Thursday 5th April; Dunhampstead to Hanbury junction via Astwood locks
What a glorious sunny day! We were lingering over a cuppa in the sunshine and watching the hire boats making for Worcester; six in about ten minutes. They would have been queueing for the locks all the way down to Worcester. Never mind, we were going the other way! We set off soon after 10, meeting nobody – they had already gone by. Meg found plenty to keep an eye on this morning.
Every time we pass the New and Used Boat Co at Hanbury junction we marvel at the presence of widebeams on a narrow canal. Does someone live in them or are they actually for sale?
As we passed the visitor moorings at the junction we saw a boat which passed us twice yesterday and then again this morning. We wondered if they were hanging about waiting for water levels to go down so they could get to Droitwich. We weren’t sure if we liked the name though – Adventure before Dementia. Witty, but rather implies we are all headed that way …..
It was at last feeling like spring. The chiffchaffs have returned and are staking out their patches with their characteristic calls. And I got some decent pictures of lambs. We saw our first ones yesterday but it was raining, and they were inconsiderately all behind the hedge. These were watching us approach till one decided we were a bit scary
and trotted off to hide behind Mum.
There is a long straight before Astwood bottom lock and in the distance we could see a boat coming out. As we got closer we could see it was CRT – they moored and walked back up to the lock. Oh good, we thought, they’ll work us through. Not a chance – off they walked, though they did leave the gates open. They had moored their push tug and pan (or is it a flat? I get confused with the terminology) on the lock moorings, and left a full length one on the top moorings. Why do they do this? Can’t they afford piling hooks and moor in the proper place like normal boaters? You can hardly blame hire boats if they do the same when they see this as an example.
We rose up the second lock and I could see a boat just about to come down the third. Their hopes of getting a lock all ready for them were quickly dashed - Dave was only winding and we were going back down again! It doesn’t look to be a difficult turn, but the local hire boaters are warned that a 57’ boat can’t turn there. We have winded there before but it’s not easy, and this time the water from the lock above arrived just in time to catch the stern and push it back the way he had come.
He made it though and while I waited I admired the lovely cockerel and his hens from the lock cottage.
The owners have installed a couple of guards for the veg patch. I love this one with his glasses and knitted waistcoat.
We moored a couple of hundred yards below the lock for an early lunch. This is one of our favourite things about boating – sitting at our table (we have a Pullman dinette) in the sunshine, with a nice cup of tea and a lovely view.

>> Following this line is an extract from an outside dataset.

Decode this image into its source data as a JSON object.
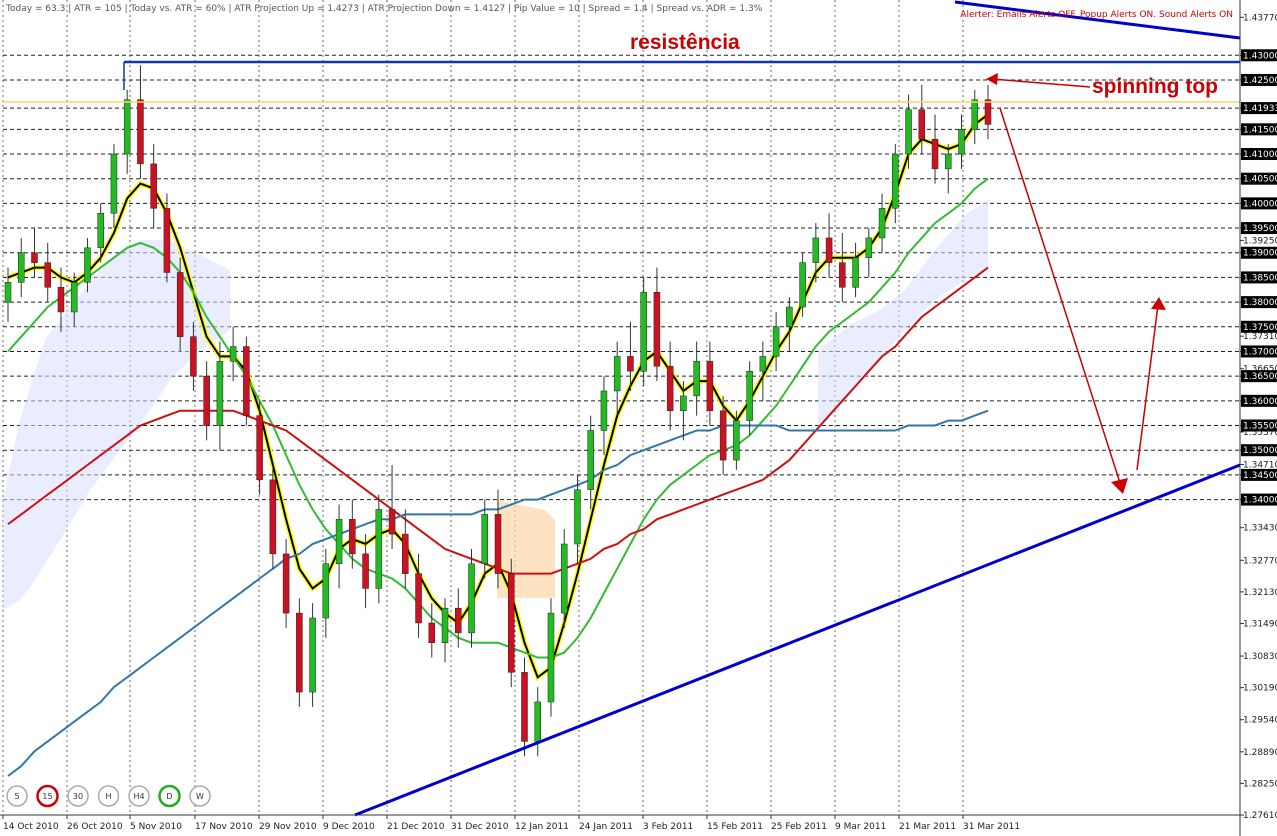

After lunch we got our walking boots on, picked up the footpath at the bottom lock and went off round the National Trust parkland of Hanbury Hall, hoping to get back to the canal further along the flight. It’s popular with families and walkers and there are so many paths we got ourselves on the wrong one and found ourselves off the map. That’s the trouble with Nicholson’s, if you go too far from the canal you get lost. In such lovely weather it didn’t matter too much. We found our way back and Meg had a great time. The parkland is well cared for, with young trees protected from sheep and deer, and dead trees are left for the benefit of wildlife rather than being cleared away making for a striking sight.
This gate is on the path to the church so it’s a bit fancier than the others.
Every now and then we came across a patch of white violets on the roadside or by the towpath.
On a more prosaic note, Dave decided it was time the brasses had a bit of attention.
Before …. and after.
We moved down closer to the junction so we could go to the pub for a meal. The CRT workboats had been moved from the lock down to the visitor moorings – work is planned on a bit of collapsed towpath according to the notices. We were rather glad we’d moored a few hundred yards out as the moorings both sides of the bridge and above the Hanbury locks were full.